Niet aan de motoren zelf, maar wel aan het motorreglement. Zo is het tokensysteem afgeschaft. De afgelopen drie jaar kregen de motorfabrikanten een beperkt aantal ‘bonnetjes’ dat ze mochten uitgeven aan motorupdates. Vanaf 2017 mogen Mercedes, Renault, Ferrari en Honda hun krachtbronnen zo vaak verbeteren als ze maar willen. Teams die de nieuwe power units in hun auto willen zetten, zijn wel nog altijd gebonden aan het maximum aantal motoren per seizoen. Dat zijn er komend jaar vier, één minder dan in 2016. De coureurs mogen daarnaast per race vijf kilo brandstof meer meenemen dan vorig jaar. De FIA heeft de maximale brandstofhoeveelheid verhoogd tot 105 kilo, omdat door de regelwijzigingen de auto’s ook twintig kilo zwaarder zijn geworden. Bij een aantal teams stromen er dit jaar trouwens andere benzine en smeermiddelen door de motoren. Max Verstappens Red Bull bijvoorbeeld gaat rijden op benzine van ExxonMobil, in plaats van Total. ExxonMobil stapt over van McLaren, dat al meer dan twintig jaar zaken deed met het bedrijf. Ter vervanging sloot McLaren een deal met BP. Net als Renault, dat ook afscheid neemt van Total. Was dat alles?
Bijna wel, op wat details na.
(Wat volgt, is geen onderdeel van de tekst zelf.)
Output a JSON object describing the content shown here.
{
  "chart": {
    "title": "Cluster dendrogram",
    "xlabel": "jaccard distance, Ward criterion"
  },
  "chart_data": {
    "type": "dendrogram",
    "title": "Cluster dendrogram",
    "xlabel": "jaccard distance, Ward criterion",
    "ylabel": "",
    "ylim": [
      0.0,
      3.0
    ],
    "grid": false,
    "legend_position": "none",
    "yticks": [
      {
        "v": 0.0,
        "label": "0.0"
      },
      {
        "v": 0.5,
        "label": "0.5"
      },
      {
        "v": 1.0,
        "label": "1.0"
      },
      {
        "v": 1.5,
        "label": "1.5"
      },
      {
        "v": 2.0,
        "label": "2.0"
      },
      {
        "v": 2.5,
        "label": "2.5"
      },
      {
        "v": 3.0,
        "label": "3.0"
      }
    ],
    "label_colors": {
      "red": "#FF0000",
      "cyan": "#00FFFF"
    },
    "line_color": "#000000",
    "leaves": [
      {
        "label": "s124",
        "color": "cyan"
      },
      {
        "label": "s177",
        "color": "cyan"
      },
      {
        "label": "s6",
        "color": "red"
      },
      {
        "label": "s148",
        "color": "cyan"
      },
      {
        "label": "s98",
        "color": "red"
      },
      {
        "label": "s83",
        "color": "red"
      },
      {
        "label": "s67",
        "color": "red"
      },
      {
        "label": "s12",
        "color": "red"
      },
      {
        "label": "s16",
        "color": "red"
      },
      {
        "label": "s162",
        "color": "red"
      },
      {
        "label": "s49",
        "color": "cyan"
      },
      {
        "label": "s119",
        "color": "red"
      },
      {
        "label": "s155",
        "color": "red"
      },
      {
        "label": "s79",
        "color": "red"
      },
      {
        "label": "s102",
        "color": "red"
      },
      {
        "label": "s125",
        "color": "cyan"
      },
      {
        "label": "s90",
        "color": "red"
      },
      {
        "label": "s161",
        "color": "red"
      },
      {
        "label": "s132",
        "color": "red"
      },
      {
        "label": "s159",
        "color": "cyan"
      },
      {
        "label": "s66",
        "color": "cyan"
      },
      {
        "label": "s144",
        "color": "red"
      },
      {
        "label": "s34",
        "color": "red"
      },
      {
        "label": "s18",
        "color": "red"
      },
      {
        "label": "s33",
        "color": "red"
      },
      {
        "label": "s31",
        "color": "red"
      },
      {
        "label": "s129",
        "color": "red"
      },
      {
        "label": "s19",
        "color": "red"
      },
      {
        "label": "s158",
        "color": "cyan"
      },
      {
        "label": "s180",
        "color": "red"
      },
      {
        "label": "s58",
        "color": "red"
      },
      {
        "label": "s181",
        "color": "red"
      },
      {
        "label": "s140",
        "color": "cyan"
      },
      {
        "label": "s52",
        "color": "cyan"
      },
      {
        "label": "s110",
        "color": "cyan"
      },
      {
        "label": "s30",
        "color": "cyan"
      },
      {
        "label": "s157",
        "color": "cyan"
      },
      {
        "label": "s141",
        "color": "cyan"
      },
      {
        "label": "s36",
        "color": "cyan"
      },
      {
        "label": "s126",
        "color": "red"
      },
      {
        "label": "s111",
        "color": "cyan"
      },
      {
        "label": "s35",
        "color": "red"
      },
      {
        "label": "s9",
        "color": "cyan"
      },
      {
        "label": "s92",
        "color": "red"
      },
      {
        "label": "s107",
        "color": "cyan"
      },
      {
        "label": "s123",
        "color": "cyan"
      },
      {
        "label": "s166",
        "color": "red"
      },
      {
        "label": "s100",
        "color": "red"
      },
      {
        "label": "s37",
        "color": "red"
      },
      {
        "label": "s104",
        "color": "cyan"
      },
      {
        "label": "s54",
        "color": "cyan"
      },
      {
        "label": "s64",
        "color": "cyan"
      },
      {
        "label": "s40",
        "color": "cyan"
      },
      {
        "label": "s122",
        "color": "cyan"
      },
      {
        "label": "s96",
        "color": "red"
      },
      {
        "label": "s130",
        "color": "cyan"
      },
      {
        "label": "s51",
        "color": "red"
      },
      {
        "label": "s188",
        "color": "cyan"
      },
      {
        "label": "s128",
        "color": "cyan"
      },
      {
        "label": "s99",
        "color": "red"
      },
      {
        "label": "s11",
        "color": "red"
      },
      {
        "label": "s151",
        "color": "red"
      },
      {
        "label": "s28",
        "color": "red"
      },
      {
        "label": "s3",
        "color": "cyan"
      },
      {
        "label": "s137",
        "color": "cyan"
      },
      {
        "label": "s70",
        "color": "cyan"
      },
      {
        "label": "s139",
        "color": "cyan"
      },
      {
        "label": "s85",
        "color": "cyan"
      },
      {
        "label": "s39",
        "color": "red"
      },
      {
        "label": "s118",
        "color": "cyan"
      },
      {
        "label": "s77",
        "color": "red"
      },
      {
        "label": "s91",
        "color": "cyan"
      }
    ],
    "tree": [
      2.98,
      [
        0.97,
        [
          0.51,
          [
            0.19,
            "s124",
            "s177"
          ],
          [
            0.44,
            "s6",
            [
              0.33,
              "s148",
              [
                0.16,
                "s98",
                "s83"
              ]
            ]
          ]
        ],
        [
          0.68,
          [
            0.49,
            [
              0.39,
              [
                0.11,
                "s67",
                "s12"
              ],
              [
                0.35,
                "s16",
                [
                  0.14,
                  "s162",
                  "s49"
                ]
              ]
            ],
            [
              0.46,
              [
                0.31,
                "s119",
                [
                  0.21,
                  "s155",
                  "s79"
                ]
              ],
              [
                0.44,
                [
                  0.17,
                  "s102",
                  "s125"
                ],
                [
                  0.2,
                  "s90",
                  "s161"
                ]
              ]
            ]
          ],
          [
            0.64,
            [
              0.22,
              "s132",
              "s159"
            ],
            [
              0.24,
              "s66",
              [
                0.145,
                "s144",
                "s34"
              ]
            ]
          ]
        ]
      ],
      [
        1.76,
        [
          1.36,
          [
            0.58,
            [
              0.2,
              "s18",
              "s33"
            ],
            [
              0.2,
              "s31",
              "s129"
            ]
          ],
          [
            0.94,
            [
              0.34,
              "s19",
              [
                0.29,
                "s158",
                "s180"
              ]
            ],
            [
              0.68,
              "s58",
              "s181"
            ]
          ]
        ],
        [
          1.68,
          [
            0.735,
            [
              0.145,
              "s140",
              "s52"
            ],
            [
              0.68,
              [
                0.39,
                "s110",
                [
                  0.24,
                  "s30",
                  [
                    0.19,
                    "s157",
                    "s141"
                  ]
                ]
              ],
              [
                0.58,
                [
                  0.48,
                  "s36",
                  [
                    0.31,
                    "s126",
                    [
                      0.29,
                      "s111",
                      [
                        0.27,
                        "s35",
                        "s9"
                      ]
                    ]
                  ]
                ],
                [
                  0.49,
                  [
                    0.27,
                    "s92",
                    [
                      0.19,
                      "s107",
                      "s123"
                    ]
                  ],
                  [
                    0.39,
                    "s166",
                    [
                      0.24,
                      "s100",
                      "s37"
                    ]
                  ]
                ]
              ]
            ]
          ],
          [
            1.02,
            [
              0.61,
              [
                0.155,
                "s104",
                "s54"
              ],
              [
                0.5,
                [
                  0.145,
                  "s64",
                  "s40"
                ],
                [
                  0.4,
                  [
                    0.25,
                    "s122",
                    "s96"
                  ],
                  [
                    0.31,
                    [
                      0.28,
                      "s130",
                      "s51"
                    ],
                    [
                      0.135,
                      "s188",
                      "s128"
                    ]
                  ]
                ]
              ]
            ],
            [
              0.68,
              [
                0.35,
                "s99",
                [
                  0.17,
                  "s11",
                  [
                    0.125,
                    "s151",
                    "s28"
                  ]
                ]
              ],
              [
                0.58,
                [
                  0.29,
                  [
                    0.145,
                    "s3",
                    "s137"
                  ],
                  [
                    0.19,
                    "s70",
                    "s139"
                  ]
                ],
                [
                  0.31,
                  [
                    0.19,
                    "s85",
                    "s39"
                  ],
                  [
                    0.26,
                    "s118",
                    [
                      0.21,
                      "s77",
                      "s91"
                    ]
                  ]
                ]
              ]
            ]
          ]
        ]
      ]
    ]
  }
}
De FIA heeft de camera’s die vorig jaar op steeltjes op de neuzen van de auto’s stonden, verboden. En klantenteams als Williams en Sauber gaan dit jaar 1 miljoen euro minder betalen voor hun motoren. Maar op totaalprijzen van 20 miljoen, is dat geen heel groot verschil. Verder zijn er nog wat wijzigingen in het sportief reglement. Die bepalen bijvoorbeeld dat het ‘opsparen’ van motoronderdelen – een paar krachtbronnen installeren in een weekend, en maar één gridstraf krijgen – er niet meer bij is. En als de baan na een safety car-start onder natte omstandigheden voldoende is opgedroogd, volgt een staande start in plaats van een rollende.